Moreover, the bill would require doctors to determine a six-month-or-less prognosis for the patient to be eligible for assisted suicide. This prognosis, Mielke said, is virtually impossible to accurately determine. Patients outlive a six-month diagnosis in about 17% of cases, he said.
Paul Wojda, an associate professor of theology at the University of St. Thomas in St.
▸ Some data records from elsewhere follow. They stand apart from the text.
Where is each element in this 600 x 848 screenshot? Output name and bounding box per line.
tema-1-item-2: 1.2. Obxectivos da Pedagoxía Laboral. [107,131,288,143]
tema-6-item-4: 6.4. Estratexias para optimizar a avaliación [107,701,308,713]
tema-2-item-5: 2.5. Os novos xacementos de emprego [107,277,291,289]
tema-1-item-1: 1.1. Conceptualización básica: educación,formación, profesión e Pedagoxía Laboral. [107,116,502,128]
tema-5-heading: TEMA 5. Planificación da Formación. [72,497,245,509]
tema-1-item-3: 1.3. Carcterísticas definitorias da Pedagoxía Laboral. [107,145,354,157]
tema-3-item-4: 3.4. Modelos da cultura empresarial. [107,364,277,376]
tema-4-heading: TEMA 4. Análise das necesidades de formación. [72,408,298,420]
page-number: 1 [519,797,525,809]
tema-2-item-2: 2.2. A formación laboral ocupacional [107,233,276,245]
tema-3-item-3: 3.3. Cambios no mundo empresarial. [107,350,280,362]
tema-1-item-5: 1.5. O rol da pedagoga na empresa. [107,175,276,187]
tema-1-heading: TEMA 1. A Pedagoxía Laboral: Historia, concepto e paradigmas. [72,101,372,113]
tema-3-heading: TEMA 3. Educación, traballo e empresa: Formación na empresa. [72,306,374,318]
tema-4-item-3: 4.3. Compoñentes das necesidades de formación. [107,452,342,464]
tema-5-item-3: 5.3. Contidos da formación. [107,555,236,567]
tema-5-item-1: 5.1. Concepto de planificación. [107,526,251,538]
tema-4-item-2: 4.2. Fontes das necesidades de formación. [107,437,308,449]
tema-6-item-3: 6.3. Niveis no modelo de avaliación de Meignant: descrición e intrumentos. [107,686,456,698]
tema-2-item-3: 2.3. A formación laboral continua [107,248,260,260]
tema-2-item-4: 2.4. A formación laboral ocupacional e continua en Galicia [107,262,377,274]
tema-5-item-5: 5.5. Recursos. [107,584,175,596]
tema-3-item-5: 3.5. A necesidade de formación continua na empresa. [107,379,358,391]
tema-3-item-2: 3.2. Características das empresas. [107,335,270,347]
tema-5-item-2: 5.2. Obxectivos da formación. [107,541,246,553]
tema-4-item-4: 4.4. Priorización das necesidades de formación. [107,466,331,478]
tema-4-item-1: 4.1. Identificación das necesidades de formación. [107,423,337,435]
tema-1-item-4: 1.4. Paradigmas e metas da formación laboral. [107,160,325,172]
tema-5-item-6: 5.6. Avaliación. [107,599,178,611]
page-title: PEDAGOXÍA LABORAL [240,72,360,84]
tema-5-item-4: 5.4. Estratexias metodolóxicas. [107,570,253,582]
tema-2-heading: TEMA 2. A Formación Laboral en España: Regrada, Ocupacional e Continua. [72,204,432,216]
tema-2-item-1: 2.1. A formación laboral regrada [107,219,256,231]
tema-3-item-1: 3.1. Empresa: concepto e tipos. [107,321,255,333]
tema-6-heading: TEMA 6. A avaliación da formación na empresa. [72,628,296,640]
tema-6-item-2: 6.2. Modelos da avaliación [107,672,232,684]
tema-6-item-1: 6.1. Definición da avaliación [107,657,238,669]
Paul who specializes in health care ethics and has been following the issue, said in an interview that if the bill passes into law, there is a risk that doctors who oppose physician-assisted suicide will be terminated from their positions, or not hired, or simply not admitted to medical school.
Unlike Oregeon's assisted suicide law, which served as a model for the proposed Minnesota legislation, no data on the race, age, gender, or self-reported motives would be collected of those who die in Minnesota.
Disability rights activists say that regardless of how the legislation expands, the bill as currently proposed is already working against people who have disabilities.
Kathy Ware -- whose son Kylen has quadriplegic cerebral palsy, epilepsy and autism -- said the proposal invalidates the worth of the lives of those with disabilities. At the Jan. 25 House committee hearing, she advocated for greater resources and home health aides for the disabled, rather than making physician-assisted suicide an option for the terminally ill.